Schwerbehindertenrecht

Kabinett beschließt verbesserten Zugang zu Literatur für blinde und sehbehinderte Menschen

BMJV, Pressemitteilung vom 06.06.2018

Die Bundesregierung hat am 06.06.2018 den von der Bundesministerin der Justiz und für Verbraucherschutz Dr. Katarina Barley vorgelegten Entwurf eines Gesetzes zur Umsetzung der Marrakesch-Richtlinie beschlossen. Damit wird der Zugang zu Literatur für blinde, seh- und lesebehinderte Menschen verbessert. Bislang liegen nur rund fünf Prozent der weltweit veröffentlichten Werke der Literatur in barrierefreien Formaten vor, also z. B. in Brailleschrift oder als barrierefreies Hörbuch.

„Die gleichberechtigte Teilhabe an Gesellschaft, Wissen und Kultur ist ohne Zugang zur Literatur nicht denkbar. Blinde, seh- und lesebehinderte Menschen haben es aber immer noch zu schwer, literarische Werke in geeigneten Formaten zu finden. Deshalb werden wir mit dem Gesetz nicht nur die Herstellung von barrierefreien Fassungen, sondern auch deren Verbreitung weiter erleichtern."
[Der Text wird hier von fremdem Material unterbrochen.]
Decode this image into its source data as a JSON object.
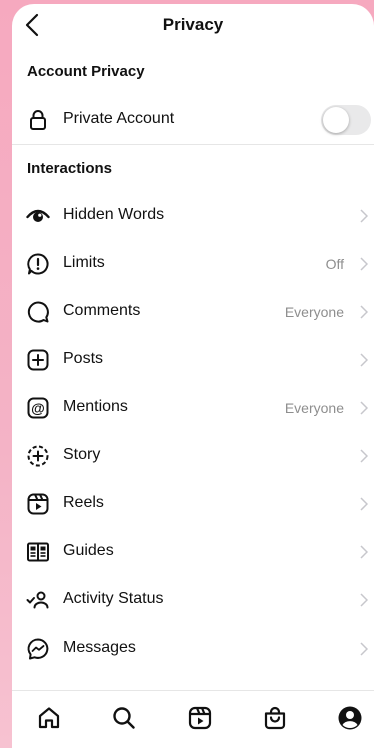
{
  "header": {
    "title": "Privacy",
    "back_icon": "chevron-left-icon"
  },
  "account_privacy": {
    "section_title": "Account Privacy",
    "private_account": {
      "label": "Private Account",
      "icon": "lock-icon",
      "enabled": false
    }
  },
  "interactions": {
    "section_title": "Interactions",
    "items": [
      {
        "label": "Hidden Words",
        "value": "",
        "icon": "eye-icon"
      },
      {
        "label": "Limits",
        "value": "Off",
        "icon": "alert-circle-icon"
      },
      {
        "label": "Comments",
        "value": "Everyone",
        "icon": "comment-icon"
      },
      {
        "label": "Posts",
        "value": "",
        "icon": "plus-square-icon"
      },
      {
        "label": "Mentions",
        "value": "Everyone",
        "icon": "at-sign-icon"
      },
      {
        "label": "Story",
        "value": "",
        "icon": "story-add-icon"
      },
      {
        "label": "Reels",
        "value": "",
        "icon": "reels-icon"
      },
      {
        "label": "Guides",
        "value": "",
        "icon": "guides-icon"
      },
      {
        "label": "Activity Status",
        "value": "",
        "icon": "activity-status-icon"
      },
      {
        "label": "Messages",
        "value": "",
        "icon": "messenger-icon"
      }
    ]
  },
  "tabbar": {
    "items": [
      {
        "name": "home",
        "icon": "home-icon"
      },
      {
        "name": "search",
        "icon": "search-icon"
      },
      {
        "name": "reels",
        "icon": "reels-icon"
      },
      {
        "name": "shop",
        "icon": "shopping-bag-icon"
      },
      {
        "name": "profile",
        "icon": "profile-icon"
      }
    ]
  }
}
Bundesministerin der Justiz und für Verbraucherschutz Dr. Katarina Barley zum Gesetzentwurf:

Die neuen Vorschriften erlauben es künftig blinden, sehbehinderten oder anderweitig lese-behinderten Menschen, barrierefreie Formate von urheberrechtlich geschützten Texten herzustellen. Dazu gehört etwa die Umwandlung in Brailleschrift oder die Herstellung von barrierefreien Hörbüchern. Eine Zustimmung des Urhebers wird dazu nicht benötigt. Die Erlaubnis gilt ebenso für „befugte Stellen", also insbesondere Blindenbibliotheken und Blindenschulen. Befugte Stellen dürfen diese barrierefreien Exemplare innerhalb der Europäischen Union ausschließlich an den berechtigten Personenkreis sowohl als physisches Exemplar verleihen als auch über das Internet zur Verfügung stellen. Außerdem dürfen sie diese Exemplare mit anderen befugten Stellen austauschen, damit sie bestmöglich verbreitet werden können.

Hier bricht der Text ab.